The comparison between this once-in-a-hundred-thousand-years model and a once-in-a-hundred-years model actually isn't that big a difference.  Your once-in-a-hundred-year colony ships live in a galaxy where a colony might get ten chances, total, to launch one because after that everything's too far out of range to the frontier or already claimed to the interior.  Your once-in-a-hundred-thousand-year colony ships live in a galaxy where a colony *still* gets ten chances to launch one, all to nearby uninhabited worlds, even though by the time the last one goes it's thousands of lightyears inside the 'wavefront' of colonization.  The ultimate rate of reproduction is the same because colony ships getting produced a thousand times more slowly are getting produced on a thousand times as many worlds, 999/1000 of which would be "out of the running" in the fast-building scenario.

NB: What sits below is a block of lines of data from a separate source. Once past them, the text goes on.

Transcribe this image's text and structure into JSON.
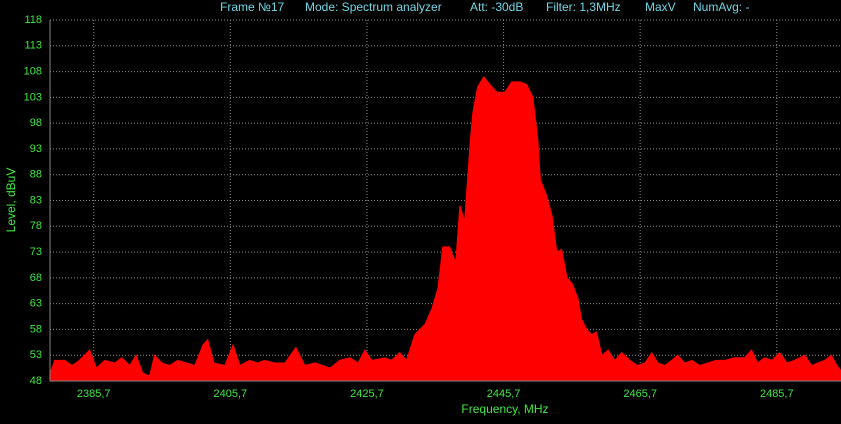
{
  "chart_data": {
    "type": "area",
    "header_items": [
      "Frame №17",
      "Mode: Spectrum analyzer",
      "Att: -30dB",
      "Filter: 1,3MHz",
      "MaxV",
      "NumAvg: -"
    ],
    "x_label": "Frequency, MHz",
    "y_label": "Level, dBuV",
    "color": "#ff0000",
    "grid": true,
    "xlim": [
      2379.3,
      2495.1
    ],
    "ylim": [
      48,
      118
    ],
    "xticks": [
      {
        "value": 2385.7,
        "label": "2385,7"
      },
      {
        "value": 2405.7,
        "label": "2405,7"
      },
      {
        "value": 2425.7,
        "label": "2425,7"
      },
      {
        "value": 2445.7,
        "label": "2445,7"
      },
      {
        "value": 2465.7,
        "label": "2465,7"
      },
      {
        "value": 2485.7,
        "label": "2485,7"
      }
    ],
    "yticks": [
      48,
      53,
      58,
      63,
      68,
      73,
      78,
      83,
      88,
      93,
      98,
      103,
      108,
      113,
      118
    ],
    "x": [
      2379.3,
      2380.0,
      2381.5,
      2382.5,
      2383.6,
      2385.1,
      2386.1,
      2387.3,
      2388.8,
      2389.8,
      2391.0,
      2391.9,
      2392.9,
      2393.9,
      2394.6,
      2395.7,
      2396.8,
      2398.0,
      2399.3,
      2400.5,
      2401.7,
      2402.4,
      2403.3,
      2404.9,
      2406.1,
      2407.1,
      2408.5,
      2409.7,
      2410.7,
      2412.2,
      2413.7,
      2415.3,
      2416.6,
      2418.1,
      2419.2,
      2420.3,
      2421.7,
      2423.2,
      2424.4,
      2425.4,
      2426.4,
      2428.3,
      2429.3,
      2430.5,
      2431.5,
      2432.7,
      2434.2,
      2435.2,
      2436.1,
      2436.8,
      2437.8,
      2438.7,
      2439.3,
      2440.0,
      2440.8,
      2441.2,
      2441.9,
      2442.8,
      2443.7,
      2444.7,
      2445.9,
      2446.9,
      2448.1,
      2449.1,
      2450.0,
      2450.7,
      2451.1,
      2452.0,
      2452.8,
      2453.5,
      2454.2,
      2455.0,
      2455.7,
      2456.6,
      2457.1,
      2457.9,
      2458.6,
      2459.3,
      2460.1,
      2461.0,
      2462.0,
      2463.0,
      2464.2,
      2465.3,
      2466.4,
      2467.4,
      2468.3,
      2469.3,
      2470.3,
      2471.2,
      2472.2,
      2473.3,
      2474.4,
      2475.6,
      2476.8,
      2478.1,
      2479.5,
      2481.0,
      2482.0,
      2482.9,
      2483.9,
      2485.0,
      2486.1,
      2487.2,
      2488.3,
      2489.8,
      2490.8,
      2491.7,
      2492.7,
      2493.7,
      2494.5,
      2495.1
    ],
    "values": [
      49.5,
      52,
      52,
      51,
      52,
      54,
      50.5,
      52,
      51.5,
      52.5,
      51,
      53,
      49.5,
      49,
      53,
      51.5,
      51,
      52,
      51.5,
      51,
      55,
      56,
      51.5,
      51,
      55,
      51,
      52,
      51.5,
      52,
      51.5,
      51.5,
      54.5,
      51,
      51.5,
      51,
      50.5,
      52,
      52.5,
      51.5,
      54,
      52,
      52.5,
      52,
      53.5,
      52,
      57,
      59,
      62,
      66,
      74,
      74,
      71,
      82,
      79,
      94,
      100,
      105,
      107,
      105.5,
      104,
      104,
      106,
      106,
      105.5,
      103,
      95,
      87,
      84,
      80,
      73,
      73.5,
      68,
      67,
      64,
      60,
      58,
      57,
      57.5,
      53,
      54,
      52,
      53.5,
      52,
      51,
      51.5,
      53.5,
      51.5,
      51,
      52,
      53,
      51.5,
      52,
      51,
      51.5,
      52,
      52,
      52.5,
      52.5,
      54,
      51.5,
      52.5,
      52,
      53.5,
      51.5,
      52,
      53,
      51,
      51.5,
      52,
      53,
      51,
      50
    ]
  }
}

Ultimately there are two growth laws here: Exponential growth of biology, economics, etc, and cube-law growth of bounded space. Cube law growth ultimately bounds exponential growth, and while that's true, the exponent doesn't matter.

The observation here is that galactic orbits mean the cube expands *REGARDLESS* of the rate of exponential growth. Whether the exponent is high (once a century) or low (once in ten millennia) we ultimately wind up expanding within the same cube-law limit, and have access to the same set of worlds.